Three of those ‘lessons’ later and now she’s ready for her first mission. It really is lazy screenwriting at its finest.

With not much else being released at the moment I’m trying to enjoy just about anything thrown at me to review. With this one, it certainly was a struggle I know that much.

Jude Law was horrifically miscast in this role. Everything just feels so out of place and unneeded.

What The Rhythm Section does have going for it is some stellar camera work. A whole new perspective of a car chase sequence has me feeling as thou I’m right there in the passenger seat with Stephanie (Lively) as she’s being chased by bad guys.

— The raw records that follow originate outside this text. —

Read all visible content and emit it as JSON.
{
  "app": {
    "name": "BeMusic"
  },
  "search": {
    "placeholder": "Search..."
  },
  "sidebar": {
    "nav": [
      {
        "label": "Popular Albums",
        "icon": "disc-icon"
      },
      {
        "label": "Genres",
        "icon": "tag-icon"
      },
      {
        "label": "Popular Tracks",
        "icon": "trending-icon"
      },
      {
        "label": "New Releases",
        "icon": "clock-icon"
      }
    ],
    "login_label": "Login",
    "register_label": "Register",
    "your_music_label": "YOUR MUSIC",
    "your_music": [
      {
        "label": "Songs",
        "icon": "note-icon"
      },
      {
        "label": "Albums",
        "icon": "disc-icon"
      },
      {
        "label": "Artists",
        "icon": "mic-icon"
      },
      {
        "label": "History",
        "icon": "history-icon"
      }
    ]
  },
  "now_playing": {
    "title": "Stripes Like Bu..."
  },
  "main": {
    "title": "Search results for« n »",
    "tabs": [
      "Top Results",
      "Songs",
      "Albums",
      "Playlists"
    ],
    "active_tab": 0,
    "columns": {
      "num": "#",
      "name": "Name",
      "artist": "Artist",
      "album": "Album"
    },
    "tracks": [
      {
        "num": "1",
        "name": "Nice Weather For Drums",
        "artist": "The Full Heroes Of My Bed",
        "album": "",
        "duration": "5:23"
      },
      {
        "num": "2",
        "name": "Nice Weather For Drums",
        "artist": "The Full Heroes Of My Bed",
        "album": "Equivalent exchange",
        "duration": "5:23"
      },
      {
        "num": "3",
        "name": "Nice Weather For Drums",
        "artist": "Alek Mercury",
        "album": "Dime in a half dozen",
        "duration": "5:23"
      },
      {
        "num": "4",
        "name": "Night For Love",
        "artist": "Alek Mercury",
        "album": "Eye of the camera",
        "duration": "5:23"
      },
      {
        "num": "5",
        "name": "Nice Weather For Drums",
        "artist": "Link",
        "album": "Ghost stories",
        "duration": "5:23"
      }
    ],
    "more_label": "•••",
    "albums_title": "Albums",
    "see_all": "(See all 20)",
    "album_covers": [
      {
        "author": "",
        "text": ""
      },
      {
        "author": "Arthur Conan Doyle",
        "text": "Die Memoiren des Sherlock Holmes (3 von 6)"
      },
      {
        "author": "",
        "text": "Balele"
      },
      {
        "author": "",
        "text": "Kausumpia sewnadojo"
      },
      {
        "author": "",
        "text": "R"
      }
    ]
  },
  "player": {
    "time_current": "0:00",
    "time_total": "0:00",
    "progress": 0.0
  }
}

The fight sequences are all messy as Stephanie is far from a trained assassin. Everything is a bit clunky and weird and confusing.

One scene has a guy who needs oxygen to live in a wheelchair suddenly get up and beat the living daylights out of Stephanie’s character. I have absolutely no idea what that was all about either.

This lightweight and poor feature should be watched once and never, ever again.

Stephanie never really discovers her identity or grows as a character. Her whole reason for doing the things she does aren’t really fulfilled either.

It certainly feels as thou The Rhythm Section is a feature that completely stripped everything that made the book made so memorable.

The Rhythm Section movie review by Sean Evans

The Rhythm section will be available to download and keep from April 13th

Our Rating
2.5

Summary

Sadly The Rhythm Section fails to find its own rhythm in this drab, dull affair.